The second great play adventure would have to be flying in a helicopter (a first!) over the gorge. (I thought the gorge was one gorge and then I was told there were 13 gorges. I found out it was one very long gorge broken into pieces by rocks in the middle so you would get to the end of one gorge and then stop and walk over the rocks, but I digress). The flying adventure in the helicopter was very adrenaline-pumping. I've never flown just straight up and we were warned to stay well away from the open doors as anything that got near the wind would grab, for example, our phones, and throw them into the tail and break the helicopter, so we would all die! A bit unnerving, but absolutely delightful to follow the gorge from beginning to end, and then set down on a hill and have champagne and nibblies and return to the helicopter garage.

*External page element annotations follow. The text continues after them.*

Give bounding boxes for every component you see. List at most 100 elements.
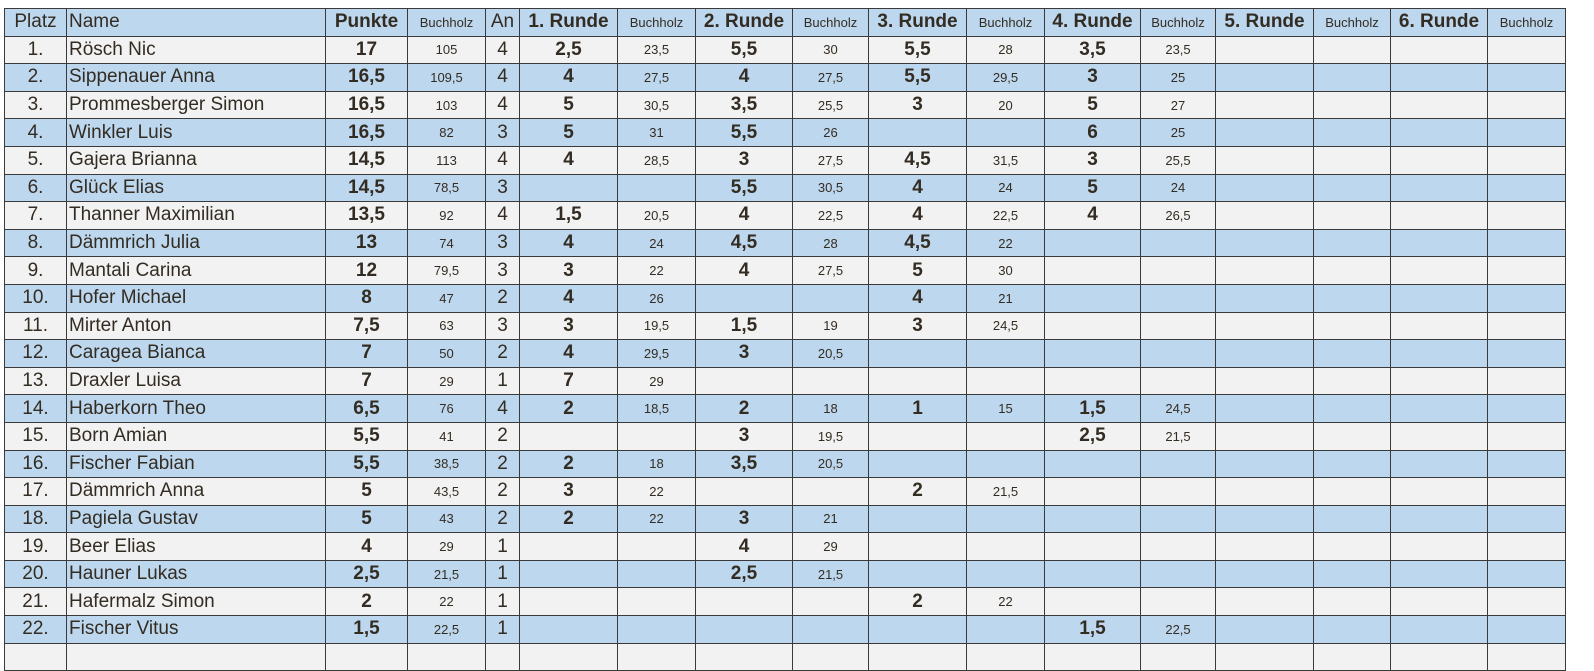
cell-name: Beer Elias	[66, 532, 326, 561]
cell-name: Dämmrich Julia	[66, 228, 326, 258]
table-row: 9. Mantali Carina 12 79,5 3 3 22 4 27,5 5 30	[4, 256, 1566, 285]
cell-platz: 15.	[4, 421, 67, 451]
cell-punkte: 2	[325, 587, 408, 617]
cell-runde5	[1215, 339, 1314, 368]
cell-name: Dämmrich Anna	[66, 477, 326, 506]
cell-buchholz1: 22	[617, 477, 696, 506]
cell-buchholz: 82	[407, 118, 486, 147]
header-buchholz1: Buchholz	[617, 8, 696, 37]
cell-buchholz4: 24	[1140, 173, 1216, 203]
cell-an: 2	[485, 421, 520, 451]
cell-buchholz5	[1313, 228, 1391, 258]
cell-runde2: 3	[695, 504, 793, 534]
cell-platz: 11.	[4, 311, 67, 341]
cell-runde4: 6	[1044, 118, 1141, 147]
cell-runde5	[1215, 63, 1314, 92]
cell-punkte: 7,5	[325, 311, 408, 341]
table-row: 1. Rösch Nic 17 105 4 2,5 23,5 5,5 30 5,5 28 3,5 23,…	[4, 35, 1566, 65]
header-row: Platz Name Punkte Buchholz An 1. Runde Buchhol…	[4, 8, 1566, 37]
cell-buchholz: 41	[407, 421, 486, 451]
cell-runde5	[1215, 421, 1314, 451]
table-row: 8. Dämmrich Julia 13 74 3 4 24 4,5 28 4,5 22	[4, 228, 1566, 258]
cell-buchholz: 21,5	[407, 559, 486, 589]
cell-runde4: 4	[1044, 201, 1141, 230]
cell-platz	[4, 642, 67, 671]
cell-punkte: 4	[325, 532, 408, 561]
cell-buchholz6	[1487, 63, 1566, 92]
cell-an: 2	[485, 449, 520, 479]
cell-buchholz3: 21,5	[966, 477, 1045, 506]
cell-runde6	[1390, 35, 1488, 65]
cell-buchholz2: 27,5	[792, 63, 869, 92]
cell-punkte: 5,5	[325, 421, 408, 451]
cell-buchholz2	[792, 642, 869, 671]
cell-runde2	[695, 642, 793, 671]
cell-runde3	[868, 339, 967, 368]
cell-buchholz3	[966, 366, 1045, 396]
cell-buchholz5	[1313, 615, 1391, 644]
header-runde6: 6. Runde	[1390, 8, 1488, 37]
cell-buchholz1: 31	[617, 118, 696, 147]
cell-runde5	[1215, 145, 1314, 175]
cell-buchholz2: 21	[792, 504, 869, 534]
cell-runde5	[1215, 615, 1314, 644]
cell-buchholz3: 24	[966, 173, 1045, 203]
cell-buchholz1	[617, 532, 696, 561]
cell-buchholz1	[617, 587, 696, 617]
header-buchholz: Buchholz	[407, 8, 486, 37]
cell-buchholz1: 30,5	[617, 90, 696, 120]
cell-buchholz4	[1140, 642, 1216, 671]
cell-buchholz5	[1313, 394, 1391, 423]
cell-runde4: 3	[1044, 63, 1141, 92]
cell-buchholz5	[1313, 449, 1391, 479]
cell-runde5	[1215, 256, 1314, 285]
cell-buchholz5	[1313, 642, 1391, 671]
cell-runde3	[868, 366, 967, 396]
cell-punkte: 14,5	[325, 173, 408, 203]
cell-runde4	[1044, 587, 1141, 617]
cell-buchholz4: 26,5	[1140, 201, 1216, 230]
cell-an: 2	[485, 283, 520, 313]
cell-runde1: 2	[519, 449, 618, 479]
cell-runde6	[1390, 283, 1488, 313]
cell-an	[485, 642, 520, 671]
cell-runde1: 5	[519, 118, 618, 147]
cell-runde3: 5,5	[868, 35, 967, 65]
cell-runde4	[1044, 283, 1141, 313]
cell-buchholz2: 25,5	[792, 90, 869, 120]
cell-runde4	[1044, 532, 1141, 561]
cell-buchholz4	[1140, 532, 1216, 561]
header-runde5: 5. Runde	[1215, 8, 1314, 37]
cell-buchholz5	[1313, 35, 1391, 65]
header-buchholz6: Buchholz	[1487, 8, 1566, 37]
cell-runde2: 4,5	[695, 228, 793, 258]
cell-buchholz1: 22	[617, 504, 696, 534]
table-row: 2. Sippenauer Anna 16,5 109,5 4 4 27,5 4 27,5 5,5…	[4, 63, 1566, 92]
cell-runde5	[1215, 532, 1314, 561]
cell-buchholz: 22,5	[407, 615, 486, 644]
header-buchholz5: Buchholz	[1313, 8, 1391, 37]
cell-runde5	[1215, 477, 1314, 506]
cell-runde3: 1	[868, 394, 967, 423]
cell-runde1	[519, 532, 618, 561]
header-buchholz4: Buchholz	[1140, 8, 1216, 37]
cell-runde6	[1390, 63, 1488, 92]
cell-runde6	[1390, 118, 1488, 147]
cell-punkte: 5,5	[325, 449, 408, 479]
cell-name: Caragea Bianca	[66, 339, 326, 368]
cell-buchholz1: 19,5	[617, 311, 696, 341]
cell-runde4	[1044, 228, 1141, 258]
cell-runde6	[1390, 504, 1488, 534]
cell-punkte: 16,5	[325, 90, 408, 120]
cell-buchholz1	[617, 615, 696, 644]
cell-runde3: 4,5	[868, 145, 967, 175]
cell-buchholz3: 24,5	[966, 311, 1045, 341]
header-runde3: 3. Runde	[868, 8, 967, 37]
cell-runde5	[1215, 587, 1314, 617]
cell-buchholz: 103	[407, 90, 486, 120]
header-buchholz3: Buchholz	[966, 8, 1045, 37]
cell-runde2: 3,5	[695, 449, 793, 479]
cell-runde1: 5	[519, 90, 618, 120]
cell-runde5	[1215, 394, 1314, 423]
cell-buchholz3	[966, 532, 1045, 561]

The third play adventure was traversing the gorge by boat. This adventure consisted of driving out to the gorge (about half an hour away from the town of Katherine) and getting into position waiting, getting onto the boat with many other tourists, and then slowly going up the gorge until you got to the end of the first gorge; a pile of rocks! Our guides tied up the boat and you clamoured over the rocks to a long walking trail, past some wonderful paintings on a huge rock wall. We came to the second gorge, which has its own boat and you jump down to that boat and cruise to the end of the second gorge. You could actually swim in this gorge, if brave, because it was locked with the rocks at both ends and the saltwater crocodiles were less likely to get in. During the wet season, the water is so high all the gorges are one and connected to other bodies of water so the Saltwater crocs easily get into the gorges! No swimming then!!
Very easily a great adventure! I may even go back for more.